[proofplan]
We reduce the Cauchy problem representation to the [Martingale Problem](/theorems/2105) via a time-reversal trick. Given $u$ solving $\partial_t u = Lu$ with $u(0, \cdot) = f$, define $g(s, x) = u(t - s, x)$ for fixed $t > 0$. A direct computation shows $(\partial_s + L)g = 0$, so the Martingale Problem yields that $g(s, X_s) = u(t - s, X_s)$ is a continuous local martingale. Boundedness of $u$ (inherited from $f \in C^2_b$) upgrades it to a true martingale. The martingale property $\mathbb{E}[g(t, X_t) \mid \mathcal{F}_s] = g(s, X_s)$ then gives $\mathbb{E}[f(X_t) \mid \mathcal{F}_s] = u(t - s, X_s)$.
[/proofplan]
[step:Define the time-reversed function $g(s, x) = u(t - s, x)$ and verify $(\partial_s + L)g = 0$]
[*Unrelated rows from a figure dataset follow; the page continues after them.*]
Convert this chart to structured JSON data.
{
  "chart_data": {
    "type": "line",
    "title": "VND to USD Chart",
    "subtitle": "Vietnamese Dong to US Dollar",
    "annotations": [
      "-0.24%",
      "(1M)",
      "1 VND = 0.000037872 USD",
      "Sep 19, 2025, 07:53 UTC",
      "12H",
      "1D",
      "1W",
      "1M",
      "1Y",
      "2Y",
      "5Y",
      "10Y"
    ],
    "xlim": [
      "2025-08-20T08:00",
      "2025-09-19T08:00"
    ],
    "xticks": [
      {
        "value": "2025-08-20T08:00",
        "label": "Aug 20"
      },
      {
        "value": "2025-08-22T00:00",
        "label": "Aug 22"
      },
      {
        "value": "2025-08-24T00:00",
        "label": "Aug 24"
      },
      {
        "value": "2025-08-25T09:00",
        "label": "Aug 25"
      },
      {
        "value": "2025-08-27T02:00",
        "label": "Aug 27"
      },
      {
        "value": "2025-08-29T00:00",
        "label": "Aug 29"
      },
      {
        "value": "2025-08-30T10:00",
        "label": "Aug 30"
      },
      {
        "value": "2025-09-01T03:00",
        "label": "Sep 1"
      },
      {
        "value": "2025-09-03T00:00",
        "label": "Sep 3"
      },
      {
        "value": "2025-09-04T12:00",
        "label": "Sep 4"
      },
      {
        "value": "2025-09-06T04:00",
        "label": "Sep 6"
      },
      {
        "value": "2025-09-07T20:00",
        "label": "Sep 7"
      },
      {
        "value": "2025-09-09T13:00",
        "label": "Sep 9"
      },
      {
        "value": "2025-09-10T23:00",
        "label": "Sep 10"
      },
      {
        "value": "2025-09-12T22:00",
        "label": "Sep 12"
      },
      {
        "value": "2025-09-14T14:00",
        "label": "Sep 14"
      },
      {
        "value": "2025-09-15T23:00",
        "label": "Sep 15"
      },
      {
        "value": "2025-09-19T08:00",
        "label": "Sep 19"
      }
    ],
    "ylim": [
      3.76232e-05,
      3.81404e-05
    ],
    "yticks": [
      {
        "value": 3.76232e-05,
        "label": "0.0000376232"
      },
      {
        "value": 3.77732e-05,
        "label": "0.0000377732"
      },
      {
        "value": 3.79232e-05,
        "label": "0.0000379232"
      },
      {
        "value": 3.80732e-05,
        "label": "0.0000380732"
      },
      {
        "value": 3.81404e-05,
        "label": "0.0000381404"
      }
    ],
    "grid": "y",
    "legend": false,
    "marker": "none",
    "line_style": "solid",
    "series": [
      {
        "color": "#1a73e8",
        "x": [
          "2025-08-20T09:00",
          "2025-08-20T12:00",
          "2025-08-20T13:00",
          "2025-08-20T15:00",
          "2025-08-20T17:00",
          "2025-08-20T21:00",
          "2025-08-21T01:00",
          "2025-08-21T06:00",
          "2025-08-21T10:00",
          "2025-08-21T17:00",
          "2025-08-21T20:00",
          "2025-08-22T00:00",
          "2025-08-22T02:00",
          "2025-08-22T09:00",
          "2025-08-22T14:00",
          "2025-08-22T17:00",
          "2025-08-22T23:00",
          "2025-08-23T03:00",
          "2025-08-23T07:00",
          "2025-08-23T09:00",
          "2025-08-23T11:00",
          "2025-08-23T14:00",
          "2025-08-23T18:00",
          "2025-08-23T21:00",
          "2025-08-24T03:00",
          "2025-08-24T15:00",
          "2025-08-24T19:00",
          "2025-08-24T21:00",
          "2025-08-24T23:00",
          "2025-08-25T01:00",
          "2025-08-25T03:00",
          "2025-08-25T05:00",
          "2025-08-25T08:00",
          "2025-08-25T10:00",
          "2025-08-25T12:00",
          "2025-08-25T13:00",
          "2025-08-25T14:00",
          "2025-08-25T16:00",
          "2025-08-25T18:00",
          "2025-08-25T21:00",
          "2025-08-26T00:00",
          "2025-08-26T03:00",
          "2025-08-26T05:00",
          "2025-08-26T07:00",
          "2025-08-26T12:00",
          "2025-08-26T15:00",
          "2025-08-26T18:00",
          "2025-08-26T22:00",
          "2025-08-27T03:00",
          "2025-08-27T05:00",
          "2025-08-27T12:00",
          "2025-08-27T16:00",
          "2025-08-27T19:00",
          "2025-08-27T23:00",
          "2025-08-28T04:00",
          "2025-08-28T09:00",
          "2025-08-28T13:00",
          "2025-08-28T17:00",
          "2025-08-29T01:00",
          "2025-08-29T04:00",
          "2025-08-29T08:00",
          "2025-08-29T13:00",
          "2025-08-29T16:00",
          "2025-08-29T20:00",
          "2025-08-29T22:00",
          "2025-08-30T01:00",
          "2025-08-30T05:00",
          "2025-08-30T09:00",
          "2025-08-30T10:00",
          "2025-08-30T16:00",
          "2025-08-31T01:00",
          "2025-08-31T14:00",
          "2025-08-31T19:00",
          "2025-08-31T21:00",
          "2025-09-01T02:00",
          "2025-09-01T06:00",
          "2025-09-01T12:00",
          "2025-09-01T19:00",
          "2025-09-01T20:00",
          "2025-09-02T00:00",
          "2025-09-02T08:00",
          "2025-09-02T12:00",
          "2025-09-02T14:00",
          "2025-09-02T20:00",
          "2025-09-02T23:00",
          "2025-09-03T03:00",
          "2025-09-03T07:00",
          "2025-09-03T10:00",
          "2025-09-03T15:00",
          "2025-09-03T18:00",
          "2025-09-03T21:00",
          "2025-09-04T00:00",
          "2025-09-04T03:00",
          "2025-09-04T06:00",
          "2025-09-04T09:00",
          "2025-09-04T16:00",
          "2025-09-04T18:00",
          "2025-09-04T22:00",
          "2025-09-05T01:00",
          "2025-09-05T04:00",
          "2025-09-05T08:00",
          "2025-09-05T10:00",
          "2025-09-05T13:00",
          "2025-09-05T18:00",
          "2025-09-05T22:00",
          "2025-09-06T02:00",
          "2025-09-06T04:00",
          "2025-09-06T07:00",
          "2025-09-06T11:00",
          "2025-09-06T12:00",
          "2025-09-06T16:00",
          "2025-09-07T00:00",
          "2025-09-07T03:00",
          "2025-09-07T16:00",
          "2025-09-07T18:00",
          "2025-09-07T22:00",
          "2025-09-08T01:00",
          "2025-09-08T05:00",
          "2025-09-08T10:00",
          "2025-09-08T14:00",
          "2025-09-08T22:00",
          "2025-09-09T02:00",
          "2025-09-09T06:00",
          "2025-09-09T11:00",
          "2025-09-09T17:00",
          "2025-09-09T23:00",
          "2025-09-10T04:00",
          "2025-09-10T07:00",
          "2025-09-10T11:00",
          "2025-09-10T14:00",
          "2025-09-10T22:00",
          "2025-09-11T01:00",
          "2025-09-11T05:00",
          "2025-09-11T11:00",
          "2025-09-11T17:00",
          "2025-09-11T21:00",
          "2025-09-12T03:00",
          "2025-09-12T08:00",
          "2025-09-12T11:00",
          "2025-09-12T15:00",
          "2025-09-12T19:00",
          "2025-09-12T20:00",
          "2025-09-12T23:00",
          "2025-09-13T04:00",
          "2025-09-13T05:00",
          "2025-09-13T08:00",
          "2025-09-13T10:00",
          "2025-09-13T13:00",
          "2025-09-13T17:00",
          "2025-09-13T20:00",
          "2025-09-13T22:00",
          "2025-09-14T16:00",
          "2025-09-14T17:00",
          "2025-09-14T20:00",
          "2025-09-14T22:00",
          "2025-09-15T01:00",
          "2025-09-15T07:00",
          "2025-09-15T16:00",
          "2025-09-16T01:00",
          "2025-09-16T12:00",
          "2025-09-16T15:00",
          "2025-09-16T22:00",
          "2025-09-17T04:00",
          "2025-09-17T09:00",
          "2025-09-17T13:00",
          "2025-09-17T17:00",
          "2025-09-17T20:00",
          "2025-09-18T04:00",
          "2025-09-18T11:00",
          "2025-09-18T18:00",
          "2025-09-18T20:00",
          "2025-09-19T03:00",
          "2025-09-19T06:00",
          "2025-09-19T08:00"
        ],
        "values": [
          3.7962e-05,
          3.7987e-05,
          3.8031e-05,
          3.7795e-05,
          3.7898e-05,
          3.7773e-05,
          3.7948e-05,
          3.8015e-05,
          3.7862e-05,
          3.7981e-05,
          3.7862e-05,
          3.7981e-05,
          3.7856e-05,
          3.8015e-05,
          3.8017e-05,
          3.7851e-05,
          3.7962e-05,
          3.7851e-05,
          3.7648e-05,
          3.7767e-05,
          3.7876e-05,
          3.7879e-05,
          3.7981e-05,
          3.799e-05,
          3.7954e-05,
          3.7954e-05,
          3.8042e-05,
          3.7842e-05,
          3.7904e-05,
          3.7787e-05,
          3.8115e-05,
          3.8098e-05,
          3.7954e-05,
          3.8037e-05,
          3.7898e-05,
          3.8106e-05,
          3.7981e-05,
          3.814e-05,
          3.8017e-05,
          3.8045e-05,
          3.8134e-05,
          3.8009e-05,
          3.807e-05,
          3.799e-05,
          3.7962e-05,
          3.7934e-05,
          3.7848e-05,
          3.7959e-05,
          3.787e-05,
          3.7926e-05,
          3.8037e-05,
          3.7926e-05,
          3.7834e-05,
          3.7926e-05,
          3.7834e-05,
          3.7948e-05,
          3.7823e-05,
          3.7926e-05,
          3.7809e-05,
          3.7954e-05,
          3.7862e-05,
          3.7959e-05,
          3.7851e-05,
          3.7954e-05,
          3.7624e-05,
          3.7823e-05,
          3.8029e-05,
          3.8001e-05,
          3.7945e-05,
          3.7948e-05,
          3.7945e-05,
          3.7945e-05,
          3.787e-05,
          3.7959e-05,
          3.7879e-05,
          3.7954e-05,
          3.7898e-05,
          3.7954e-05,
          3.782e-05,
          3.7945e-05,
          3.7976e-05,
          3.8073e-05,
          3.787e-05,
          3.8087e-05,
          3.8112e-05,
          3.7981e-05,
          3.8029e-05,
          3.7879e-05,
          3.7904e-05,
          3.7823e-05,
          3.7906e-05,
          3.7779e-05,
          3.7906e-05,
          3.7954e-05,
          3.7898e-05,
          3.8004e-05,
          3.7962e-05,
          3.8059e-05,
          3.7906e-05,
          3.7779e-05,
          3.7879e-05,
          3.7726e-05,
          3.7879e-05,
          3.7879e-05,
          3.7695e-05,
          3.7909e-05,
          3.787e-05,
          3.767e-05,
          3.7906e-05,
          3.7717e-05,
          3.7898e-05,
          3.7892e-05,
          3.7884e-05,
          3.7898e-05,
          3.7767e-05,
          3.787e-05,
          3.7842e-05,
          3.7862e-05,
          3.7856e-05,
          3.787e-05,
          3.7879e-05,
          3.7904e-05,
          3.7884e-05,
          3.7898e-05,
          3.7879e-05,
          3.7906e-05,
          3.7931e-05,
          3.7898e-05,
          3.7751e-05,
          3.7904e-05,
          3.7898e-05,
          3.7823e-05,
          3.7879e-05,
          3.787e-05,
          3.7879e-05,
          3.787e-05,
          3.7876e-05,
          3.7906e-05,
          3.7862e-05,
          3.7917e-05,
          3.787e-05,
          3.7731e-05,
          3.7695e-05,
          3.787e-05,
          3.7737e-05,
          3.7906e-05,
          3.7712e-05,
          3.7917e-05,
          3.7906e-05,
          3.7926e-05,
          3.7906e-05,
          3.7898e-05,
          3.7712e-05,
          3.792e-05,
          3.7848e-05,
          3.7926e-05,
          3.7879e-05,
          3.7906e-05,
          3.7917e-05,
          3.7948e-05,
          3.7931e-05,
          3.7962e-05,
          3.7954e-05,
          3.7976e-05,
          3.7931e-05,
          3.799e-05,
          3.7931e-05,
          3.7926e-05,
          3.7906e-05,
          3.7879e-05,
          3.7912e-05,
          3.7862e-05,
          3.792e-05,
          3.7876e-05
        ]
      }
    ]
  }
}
Fix $t > 0$. Define the function
\begin{align*}
g : [0, t] \times \mathbb{R}^d &\to \mathbb{R} \\
(s, x) &\mapsto u(t - s, x).
\end{align*}
Since $u \in C^1(\mathbb{R}_+) \otimes C^2(\mathbb{R}^d)$, we have $g \in C^1([0, t]) \otimes C^2(\mathbb{R}^d)$.
Compute the action of $\partial_s + L$ on $g$. The time derivative is
\begin{align*}
\partial_s g(s, x) = -\partial_t u(t - s, x),
\end{align*}
by the chain rule (the outer function $t - s$ has derivative $-1$ with respect to $s$). The spatial operator $L$ acts on $g$ as
\begin{align*}
Lg(s, x) = Lu(t - s, x),
\end{align*}
since $L$ involves only spatial derivatives and $t - s$ acts as a parameter. Therefore
\begin{align*}
(\partial_s + L)g(s, x) = -\partial_t u(t - s, x) + Lu(t - s, x).
\end{align*}
Since $u$ solves the Cauchy problem $\partial_t u = Lu$, substituting $\tau = t - s$:
\begin{align*}
(\partial_s + L)g(s, x) = -Lu(\tau, x) + Lu(\tau, x) = 0.
\end{align*}
[guided]
The Cauchy problem uses the equation $\partial_t u = Lu$, but the [Martingale Problem](/theorems/2105) involves the operator $\partial_s + L$. These have opposite signs on the time derivative. The time-reversal $g(s, x) = u(t - s, x)$ reconciles this: the chain rule introduces a minus sign on $\partial_s g = -\partial_t u$, which combined with $Lu$ produces $(\partial_s + L)g = -\partial_t u + Lu = 0$.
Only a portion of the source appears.